Telle est la question traitée par une intéressante tribune publiée sur le site de l’IAPP par Mahmood Sher-Jan, dirigeant de la société “RADAR”.

Une question de conformité, mais aussi de mitigation des risques

En effet, dans un contexte marqué par les fameuses 72 heures de notification instaurées par le RGPD, le délai de traitement de chaque incident privacy se resserre inexorablement. La pression sur les épaules des professionnels, qu’ils soient internes aux organisations ou qu’ils interviennent en tant que conseils, est en constante augmentation.

Mais d’autres facteurs sont à prendre en compte, comme la mitigation du risque :

Bien sûr, se conformer à des délais de notification issus de la réglementation n’est pas la seule raison de gérer les incidents relatifs aux données personnelles aussi avec autant de stabilité et de cohérence que possible. Plus un incident traîne, plus le risque est grand pour l’organisation. Il est essentiel d’escalader rapidement les incidents auprès de l’équipe privacy et d’évaluer de façon consistante et argumentée le niveau de risque de l’incident (…).
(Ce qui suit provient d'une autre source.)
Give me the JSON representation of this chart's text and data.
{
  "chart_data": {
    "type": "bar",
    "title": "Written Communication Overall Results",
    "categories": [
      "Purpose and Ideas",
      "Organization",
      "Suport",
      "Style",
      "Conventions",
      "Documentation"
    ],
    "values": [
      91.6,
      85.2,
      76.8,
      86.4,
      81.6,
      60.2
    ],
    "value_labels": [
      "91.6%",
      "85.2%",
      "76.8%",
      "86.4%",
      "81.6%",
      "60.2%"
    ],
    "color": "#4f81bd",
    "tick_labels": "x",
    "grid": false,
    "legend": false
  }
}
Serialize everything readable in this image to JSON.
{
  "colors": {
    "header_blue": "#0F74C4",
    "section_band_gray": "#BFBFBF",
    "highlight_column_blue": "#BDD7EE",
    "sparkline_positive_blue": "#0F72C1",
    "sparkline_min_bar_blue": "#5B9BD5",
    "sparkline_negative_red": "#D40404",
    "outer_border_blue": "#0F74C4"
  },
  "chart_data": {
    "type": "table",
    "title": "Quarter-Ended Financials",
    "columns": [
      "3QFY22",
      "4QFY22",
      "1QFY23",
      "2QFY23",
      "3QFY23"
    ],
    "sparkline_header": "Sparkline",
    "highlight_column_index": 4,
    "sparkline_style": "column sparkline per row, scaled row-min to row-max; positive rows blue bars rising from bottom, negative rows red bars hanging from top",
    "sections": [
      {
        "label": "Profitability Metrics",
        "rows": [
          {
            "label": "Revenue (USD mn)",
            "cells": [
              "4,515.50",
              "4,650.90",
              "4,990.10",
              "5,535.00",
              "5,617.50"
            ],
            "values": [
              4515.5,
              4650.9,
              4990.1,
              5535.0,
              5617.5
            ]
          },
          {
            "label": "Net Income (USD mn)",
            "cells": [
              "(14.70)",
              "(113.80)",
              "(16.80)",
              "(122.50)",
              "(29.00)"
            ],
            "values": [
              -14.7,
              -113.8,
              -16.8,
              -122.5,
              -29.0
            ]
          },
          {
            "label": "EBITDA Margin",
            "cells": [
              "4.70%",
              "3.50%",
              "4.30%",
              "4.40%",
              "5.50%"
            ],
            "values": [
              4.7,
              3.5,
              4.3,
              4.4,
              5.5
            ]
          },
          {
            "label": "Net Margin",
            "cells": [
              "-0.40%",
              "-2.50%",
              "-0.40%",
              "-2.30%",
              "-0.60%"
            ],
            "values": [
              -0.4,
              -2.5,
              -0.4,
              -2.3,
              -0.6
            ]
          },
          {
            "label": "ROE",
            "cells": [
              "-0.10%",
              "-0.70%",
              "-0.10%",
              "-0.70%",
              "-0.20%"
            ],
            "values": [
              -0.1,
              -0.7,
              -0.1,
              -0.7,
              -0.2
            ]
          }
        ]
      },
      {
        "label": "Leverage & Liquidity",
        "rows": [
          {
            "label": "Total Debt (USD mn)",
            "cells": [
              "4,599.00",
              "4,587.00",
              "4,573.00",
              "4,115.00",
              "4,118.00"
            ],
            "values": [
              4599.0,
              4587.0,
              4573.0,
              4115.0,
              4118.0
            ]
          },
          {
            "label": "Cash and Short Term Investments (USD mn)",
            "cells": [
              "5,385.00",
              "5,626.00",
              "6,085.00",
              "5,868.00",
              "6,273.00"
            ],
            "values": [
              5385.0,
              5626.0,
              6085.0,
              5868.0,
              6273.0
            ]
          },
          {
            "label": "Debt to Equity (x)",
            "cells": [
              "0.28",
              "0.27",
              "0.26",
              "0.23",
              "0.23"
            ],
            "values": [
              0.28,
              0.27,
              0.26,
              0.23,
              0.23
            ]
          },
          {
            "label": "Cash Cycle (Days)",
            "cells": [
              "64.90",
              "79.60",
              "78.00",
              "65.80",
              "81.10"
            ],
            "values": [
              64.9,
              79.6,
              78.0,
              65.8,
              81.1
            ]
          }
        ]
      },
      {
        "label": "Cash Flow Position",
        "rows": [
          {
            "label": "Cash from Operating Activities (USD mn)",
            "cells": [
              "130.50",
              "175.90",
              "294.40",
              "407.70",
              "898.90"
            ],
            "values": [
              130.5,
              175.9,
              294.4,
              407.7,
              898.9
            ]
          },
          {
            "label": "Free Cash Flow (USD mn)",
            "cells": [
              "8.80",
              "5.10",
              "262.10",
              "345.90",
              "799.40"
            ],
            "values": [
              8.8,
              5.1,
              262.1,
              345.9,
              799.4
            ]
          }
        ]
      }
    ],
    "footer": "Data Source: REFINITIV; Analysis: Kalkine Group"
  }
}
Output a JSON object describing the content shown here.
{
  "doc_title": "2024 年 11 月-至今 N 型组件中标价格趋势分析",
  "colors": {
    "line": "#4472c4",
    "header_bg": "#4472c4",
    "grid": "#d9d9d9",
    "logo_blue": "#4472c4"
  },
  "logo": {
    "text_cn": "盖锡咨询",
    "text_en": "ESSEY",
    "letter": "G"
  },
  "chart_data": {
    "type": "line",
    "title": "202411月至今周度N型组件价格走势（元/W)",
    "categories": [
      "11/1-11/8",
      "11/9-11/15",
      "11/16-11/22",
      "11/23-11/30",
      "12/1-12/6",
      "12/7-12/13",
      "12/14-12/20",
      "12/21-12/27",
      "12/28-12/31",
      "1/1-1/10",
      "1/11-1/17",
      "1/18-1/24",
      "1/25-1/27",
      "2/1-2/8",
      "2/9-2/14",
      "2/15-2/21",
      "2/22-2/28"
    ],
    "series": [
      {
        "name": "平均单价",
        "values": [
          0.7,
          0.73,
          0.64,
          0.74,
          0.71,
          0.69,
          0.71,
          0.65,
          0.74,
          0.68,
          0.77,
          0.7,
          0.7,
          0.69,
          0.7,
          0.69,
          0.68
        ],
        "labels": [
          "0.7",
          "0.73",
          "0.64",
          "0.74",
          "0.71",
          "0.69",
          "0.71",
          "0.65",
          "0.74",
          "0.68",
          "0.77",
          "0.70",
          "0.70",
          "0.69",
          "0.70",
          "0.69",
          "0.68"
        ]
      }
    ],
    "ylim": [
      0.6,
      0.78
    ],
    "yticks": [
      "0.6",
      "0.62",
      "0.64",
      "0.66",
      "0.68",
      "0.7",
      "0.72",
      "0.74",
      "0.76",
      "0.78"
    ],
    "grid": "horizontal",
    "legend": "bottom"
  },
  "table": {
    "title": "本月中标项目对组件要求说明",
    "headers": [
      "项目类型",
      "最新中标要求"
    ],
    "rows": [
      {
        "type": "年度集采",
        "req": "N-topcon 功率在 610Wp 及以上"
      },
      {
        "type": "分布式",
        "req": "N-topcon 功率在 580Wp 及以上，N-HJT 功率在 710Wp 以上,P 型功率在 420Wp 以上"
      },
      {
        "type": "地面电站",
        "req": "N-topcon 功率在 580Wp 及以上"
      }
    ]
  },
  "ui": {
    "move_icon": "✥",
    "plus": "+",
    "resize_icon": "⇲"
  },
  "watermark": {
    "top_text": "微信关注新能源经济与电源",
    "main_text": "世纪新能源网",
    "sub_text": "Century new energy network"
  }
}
D’importantes différences d’un secteur à l’autre

En se basant sur les statistiques relevées par l’outil commercialisé par son entreprise, l’auteur considère que les incidents privacy sont en moyenne évalués, scorés et traités dans un délai d’environ 32 jours suivant leur naissance. Un chiffre qui varie naturellement selon les secteurs d’activité :

Mahmood Sher-Jan, RADAR, Inc./IAPP

Mahmood Sher-Jan, RADAR, Inc./IAPP

Les pistes pour s’améliorer

Comment améliorer ces délais ? L’article fournit trois pistes intéressantes :

  • Si l’organisation met trop longtemps à découvrir les incidents : la formation des équipes

  • Si c’est la phase d’investigation et d’évaluation qui ralentit le processus : l’amélioration des procédures et des ressources à la disposition des équipes

  • Si, enfin, le bât blesse au moment de notifier l’incident : un travail sur la répartition des rôles entre les équipes IT, conformité et juridiques, ainsi qu’entre parties prenantes internes et conseils externes.

Une réflexion intéressante du début à la fin en tout cas, avec de nombreuses idées à piocher pour améliorer sa propre gestion des incidents et des risques, dans un contexte d’augmentation du volume et de la fréquence des incidents.